Nach dem erbittert geführten Duell zwischen Partei- und Fraktionsspitze geht die Linke angeschlagen in den neuen Bundestag. Dort wird sie die zweitkleinste unter sechs Fraktionen sein. Zwar hat sie sich bei der Bundestagswahl am 24. September um 0,6 Prozentpunkte auf 9,2 Prozent verbessert. Aber ihren Status als dritte Kraft und Oppositionsführerin hat die 2007 gegründete Partei verloren. Sollte es zu einer Jamaika-Koalition zwischen Konservativen (CDU/CSU), Freien Demokraten (FDP) und Grünen kommen, wäre die Linke künftig kleinste Oppositionsfraktion.
Zwischen SPD und AfD bleibt wenig Platz für die Linke
Schon am Wahlabend reklamierte sie für sich die Rolle der "sozialen Opposition". Den gleichen Anspruch erhebt aber auch die SPD. Wie sich die Linke zwischen ihr und der rechtspopulistischen AfD (Alternative für Deutschland) positionieren will, darum sollte es auf der Klausur in Potsdam auch gegen. Doch für inhaltliche Fragen war am ersten Tag wegen des Führungsstreits überhaupt keine Zeit.
Dabei gibt es neben Personalfragen auch programmatische Streitpunkte. So werfen Wagenknechts Kritiker der wiedergewählten Fraktionschefin schon länger vor, mit Kritik an Angela Merkels Flüchtlingspolitik auf Stimmenfang am rechten Rand zu gehen.
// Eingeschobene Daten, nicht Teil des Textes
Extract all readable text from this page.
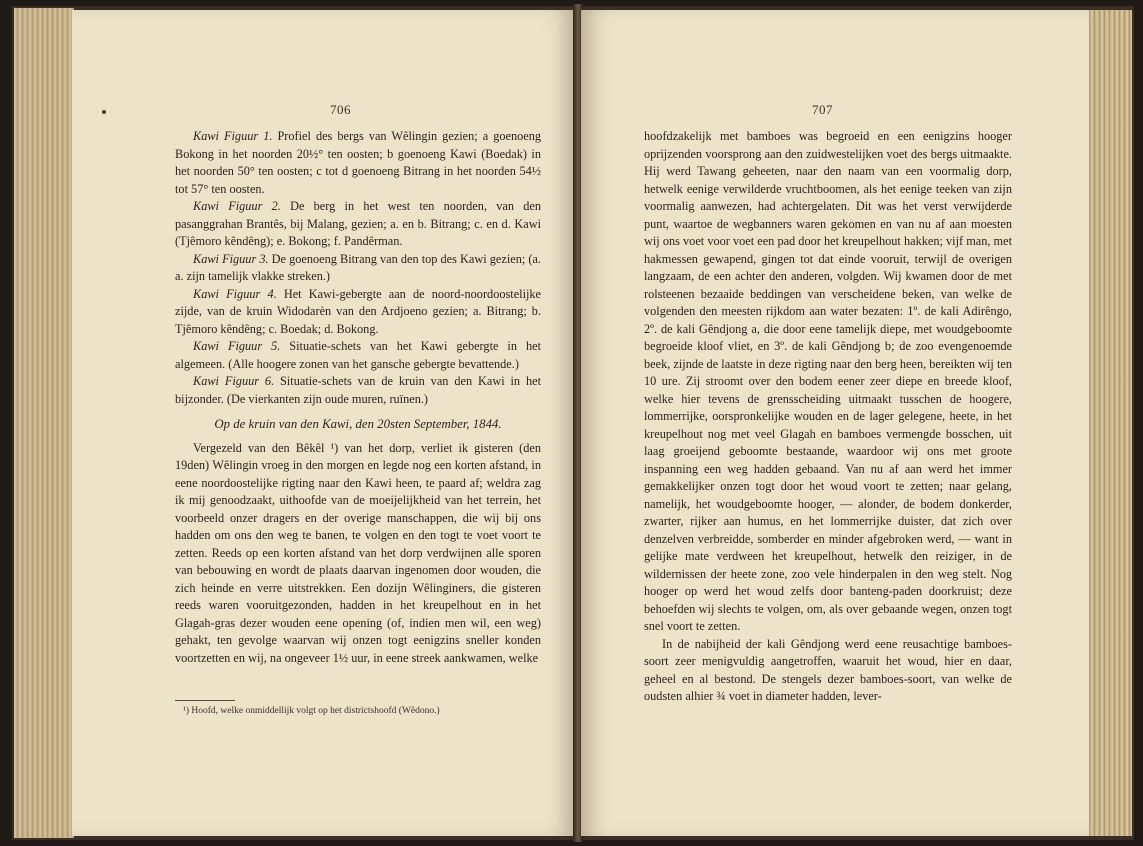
706

Kawi Figuur 1. Profiel des bergs van Wêlingin gezien; a goenoeng Bokong in het noorden 20½° ten oosten; b goenoeng Kawi (Boedak) in het noorden 50° ten oosten; c tot d goenoeng Bitrang in het noorden 54½ tot 57° ten oosten.

Kawi Figuur 2. De berg in het west ten noorden, van den pasanggrahan Brantês, bij Malang, gezien; a. en b. Bitrang; c. en d. Kawi (Tjêmoro kêndêng); e. Bokong; f. Pandêrman.

Kawi Figuur 3. De goenoeng Bitrang van den top des Kawi gezien; (a. a. zijn tamelijk vlakke streken.)

Kawi Figuur 4. Het Kawi-gebergte aan de noord-noordoostelijke zijde, van de kruin Widodarèn van den Ardjoeno gezien; a. Bitrang; b. Tjêmoro kêndêng; c. Boedak; d. Bokong.

Kawi Figuur 5. Situatie-schets van het Kawi gebergte in het algemeen. (Alle hoogere zonen van het gansche gebergte bevattende.)

Kawi Figuur 6. Situatie-schets van de kruin van den Kawi in het bijzonder. (De vierkanten zijn oude muren, ruïnen.)

Op de kruin van den Kawi, den 20sten September, 1844.

Vergezeld van den Bêkêl ¹) van het dorp, verliet ik gisteren (den 19den) Wêlingin vroeg in den morgen en legde nog een korten afstand, in eene noordoostelijke rigting naar den Kawi heen, te paard af; weldra zag ik mij genoodzaakt, uithoofde van de moeijelijkheid van het terrein, het voorbeeld onzer dragers en der overige manschappen, die wij bij ons hadden om ons den weg te banen, te volgen en den togt te voet voort te zetten. Reeds op een korten afstand van het dorp verdwijnen alle sporen van bebouwing en wordt de plaats daarvan ingenomen door wouden, die zich heinde en verre uitstrekken. Een dozijn Wêlinginers, die gisteren reeds waren vooruitgezonden, hadden in het kreupelhout en in het Glagah-gras dezer wouden eene opening (of, indien men wil, een weg) gehakt, ten gevolge waarvan wij onzen togt eenigzins sneller konden voortzetten en wij, na ongeveer 1½ uur, in eene streek aankwamen, welke

¹) Hoofd, welke onmiddellijk volgt op het districtshoofd (Wêdono.)
707

hoofdzakelijk met bamboes was begroeid en een eenigzins hooger oprijzenden voorsprong aan den zuidwestelijken voet des bergs uitmaakte. Hij werd Tawang geheeten, naar den naam van een voormalig dorp, hetwelk eenige verwilderde vruchtboomen, als het eenige teeken van zijn voormalig aanwezen, had achtergelaten. Dit was het verst verwijderde punt, waartoe de wegbanners waren gekomen en van nu af aan moesten wij ons voet voor voet een pad door het kreupelhout hakken; vijf man, met hakmessen gewapend, gingen tot dat einde vooruit, terwijl de overigen langzaam, de een achter den anderen, volgden. Wij kwamen door de met rolsteenen bezaaide beddingen van verscheidene beken, van welke de volgenden den meesten rijkdom aan water bezaten: 1º. de kali Adirêngo, 2º. de kali Gêndjong a, die door eene tamelijk diepe, met woudgeboomte begroeide kloof vliet, en 3º. de kali Gêndjong b; de zoo evengenoemde beek, zijnde de laatste in deze rigting naar den berg heen, bereikten wij ten 10 ure. Zij stroomt over den bodem eener zeer diepe en breede kloof, welke hier tevens de grensscheiding uitmaakt tusschen de hoogere, lommerrijke, oorspronkelijke wouden en de lager gelegene, heete, in het kreupelhout nog met veel Glagah en bamboes vermengde bosschen, uit laag groeijend geboomte bestaande, waardoor wij ons met groote inspanning een weg hadden gebaand. Van nu af aan werd het immer gemakkelijker onzen togt door het woud voort te zetten; naar gelang, namelijk, het woudgeboomte hooger, — alonder, de bodem donkerder, zwarter, rijker aan humus, en het lommerrijke duister, dat zich over denzelven verbreidde, somberder en minder afgebroken werd, — want in gelijke mate verdween het kreupelhout, hetwelk den reiziger, in de wildernissen der heete zone, zoo vele hinderpalen in den weg stelt. Nog hooger op werd het woud zelfs door banteng-paden doorkruist; deze behoefden wij slechts te volgen, om, als over gebaande wegen, onzen togt snel voort te zetten.

In de nabijheid der kali Gêndjong werd eene reusachtige bamboes-soort zeer menigvuldig aangetroffen, waaruit het woud, hier en daar, geheel en al bestond. De stengels dezer bamboes-soort, van welke de oudsten alhier ¾ voet in diameter hadden, lever-
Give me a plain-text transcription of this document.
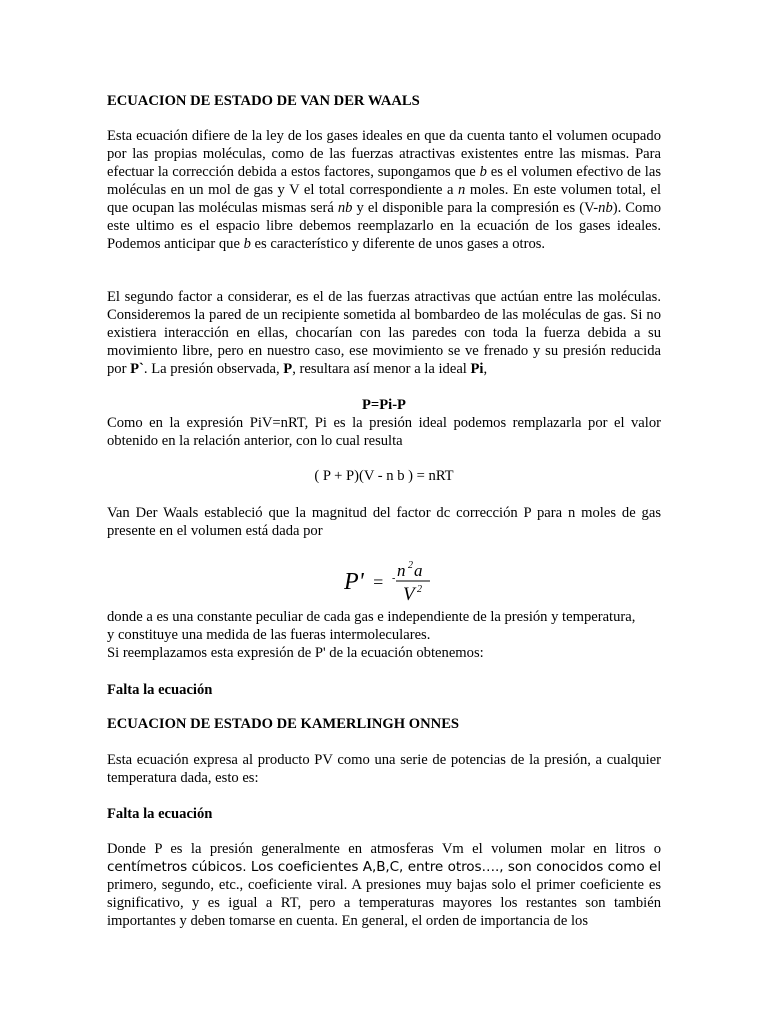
ECUACION DE ESTADO DE VAN DER WAALS

Esta ecuación difiere de la ley de los gases ideales en que da cuenta tanto el volumen ocupado por las propias moléculas, como de las fuerzas atractivas existentes entre las mismas. Para efectuar la corrección debida a estos factores, supongamos que b es el volumen efectivo de las moléculas en un mol de gas y V el total correspondiente a n moles. En este volumen total, el que ocupan las moléculas mismas será nb y el disponible para la compresión es (V-nb). Como este ultimo es el espacio libre debemos reemplazarlo en la ecuación de los gases ideales. Podemos anticipar que b es característico y diferente de unos gases a otros.

El segundo factor a considerar, es el de las fuerzas atractivas que actúan entre las moléculas. Consideremos la pared de un recipiente sometida al bombardeo de las moléculas de gas. Si no existiera interacción en ellas, chocarían con las paredes con toda la fuerza debida a su movimiento libre, pero en nuestro caso, ese movimiento se ve frenado y su presión reducida por P`. La presión observada, P, resultara así menor a la ideal Pi,

P=Pi-P

Como en la expresión PiV=nRT, Pi es la presión ideal podemos remplazarla por el valor obtenido en la relación anterior, con lo cual resulta

( P + P)(V - n b ) = nRT

Van Der Waals estableció que la magnitud del factor dc corrección P para n moles de gas presente en el volumen está dada por

P' = - n 2 a
V 2

donde a es una constante peculiar de cada gas e independiente de la presión y temperatura,
y constituye una medida de las fueras intermoleculares.
Si reemplazamos esta expresión de P' de la ecuación obtenemos:

Falta la ecuación

ECUACION DE ESTADO DE KAMERLINGH ONNES

Esta ecuación expresa al producto PV como una serie de potencias de la presión, a cualquier temperatura dada, esto es:

Falta la ecuación

Donde P es la presión generalmente en atmosferas Vm el volumen molar en litros o centímetros cúbicos. Los coeficientes A,B,C, entre otros…., son conocidos como el primero, segundo, etc., coeficiente viral. A presiones muy bajas solo el primer coeficiente es significativo, y es igual a RT, pero a temperaturas mayores los restantes son también importantes y deben tomarse en cuenta. En general, el orden de importancia de los
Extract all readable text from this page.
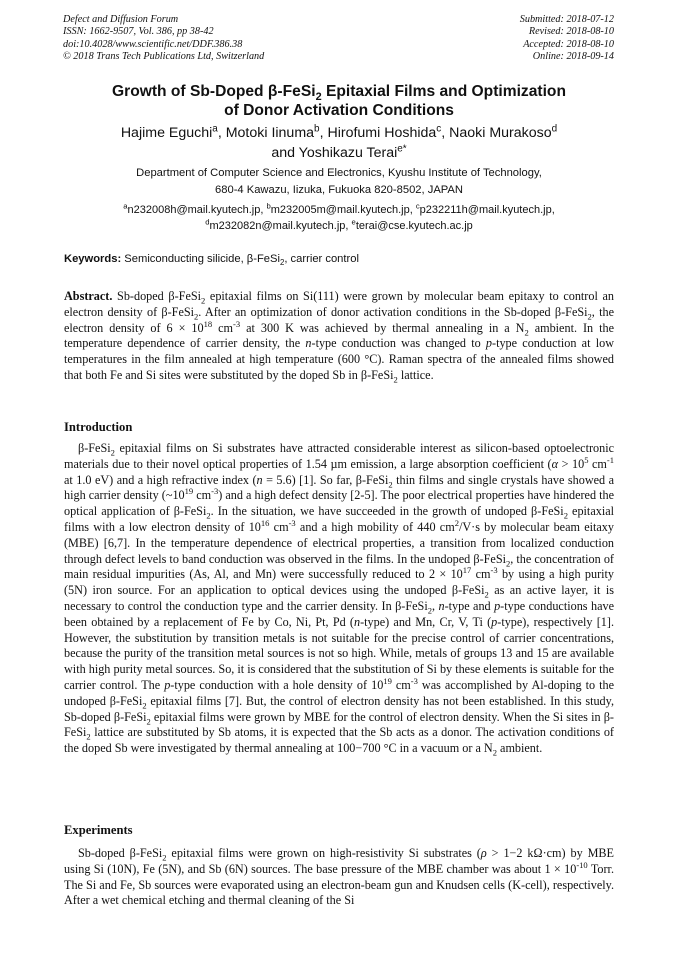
Defect and Diffusion Forum
ISSN: 1662-9507, Vol. 386, pp 38-42
doi:10.4028/www.scientific.net/DDF.386.38
© 2018 Trans Tech Publications Ltd, Switzerland
Submitted: 2018-07-12
Revised: 2018-08-10
Accepted: 2018-08-10
Online: 2018-09-14
Growth of Sb-Doped β-FeSi$_2$ Epitaxial Films and Optimization
of Donor Activation Conditions
Hajime Eguchi$^a$, Motoki Iinuma$^b$, Hirofumi Hoshida$^c$, Naoki Murakoso$^d$
and Yoshikazu Terai$^{e*}$
Department of Computer Science and Electronics, Kyushu Institute of Technology,
680-4 Kawazu, Iizuka, Fukuoka 820-8502, JAPAN
$^a$n232008h@mail.kyutech.jp, $^b$m232005m@mail.kyutech.jp, $^c$p232211h@mail.kyutech.jp,
$^d$m232082n@mail.kyutech.jp, $^e$terai@cse.kyutech.ac.jp
Keywords: Semiconducting silicide, β-FeSi$_2$, carrier control

Abstract. Sb-doped β-FeSi$_2$ epitaxial films on Si(111) were grown by molecular beam epitaxy to control an electron density of β-FeSi$_2$. After an optimization of donor activation conditions in the Sb-doped β-FeSi$_2$, the electron density of $6 \times 10^{18}$ $cm^{-3}$ at 300 K was achieved by thermal annealing in a $N_2$ ambient. In the temperature dependence of carrier density, the n-type conduction was changed to p-type conduction at low temperatures in the film annealed at high temperature (600 °C). Raman spectra of the annealed films showed that both Fe and Si sites were substituted by the doped Sb in β-FeSi$_2$ lattice.

Introduction

β-FeSi$_2$ epitaxial films on Si substrates have attracted considerable interest as silicon-based optoelectronic materials due to their novel optical properties of 1.54 µm emission, a large absorption coefficient ($\alpha > 10^5$ $cm^{-1}$ at 1.0 eV) and a high refractive index (n = 5.6) [1]. So far, β-FeSi$_2$ thin films and single crystals have showed a high carrier density ($\sim 10^{19}$ $cm^{-3}$) and a high defect density [2-5]. The poor electrical properties have hindered the optical application of β-FeSi$_2$. In the situation, we have succeeded in the growth of undoped β-FeSi$_2$ epitaxial films with a low electron density of $10^{16}$ $cm^{-3}$ and a high mobility of 440 $cm^2/V\cdot s$ by molecular beam eitaxy (MBE) [6,7]. In the temperature dependence of electrical properties, a transition from localized conduction through defect levels to band conduction was observed in the films. In the undoped β-FeSi$_2$, the concentration of main residual impurities (As, Al, and Mn) were successfully reduced to $2 \times 10^{17}$ $cm^{-3}$ by using a high purity (5N) iron source. For an application to optical devices using the undoped β-FeSi$_2$ as an active layer, it is necessary to control the conduction type and the carrier density. In β-FeSi$_2$, n-type and p-type conductions have been obtained by a replacement of Fe by Co, Ni, Pt, Pd (n-type) and Mn, Cr, V, Ti (p-type), respectively [1]. However, the substitution by transition metals is not suitable for the precise control of carrier concentrations, because the purity of the transition metal sources is not so high. While, metals of groups 13 and 15 are available with high purity metal sources. So, it is considered that the substitution of Si by these elements is suitable for the carrier control. The p-type conduction with a hole density of $10^{19}$ $cm^{-3}$ was accomplished by Al-doping to the undoped β-FeSi$_2$ epitaxial films [7]. But, the control of electron density has not been established. In this study, Sb-doped β-FeSi$_2$ epitaxial films were grown by MBE for the control of electron density. When the Si sites in β-FeSi$_2$ lattice are substituted by Sb atoms, it is expected that the Sb acts as a donor. The activation conditions of the doped Sb were investigated by thermal annealing at 100−700 °C in a vacuum or a $N_2$ ambient.

Experiments

Sb-doped β-FeSi$_2$ epitaxial films were grown on high-resistivity Si substrates (ρ > 1−2 kΩ·cm) by MBE using Si (10N), Fe (5N), and Sb (6N) sources. The base pressure of the MBE chamber was about $1 \times 10^{-10}$ Torr. The Si and Fe, Sb sources were evaporated using an electron-beam gun and Knudsen cells (K-cell), respectively. After a wet chemical etching and thermal cleaning of the Si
Aus Wahlanalysen geht hervor, dass die Linke im Osten Deutschlands ihren Status als Protest- und Kümmerpartei an die AfD verloren hat. Und im Westen stagniert die Partei - abgesehen von Großstädten - fast flächendeckend. Erst am vergangenen Sonntag verpasste sie bei der Landtagswahl in Niedersachsen mit 4,6 Prozent erneut den Sprung ins Parlament.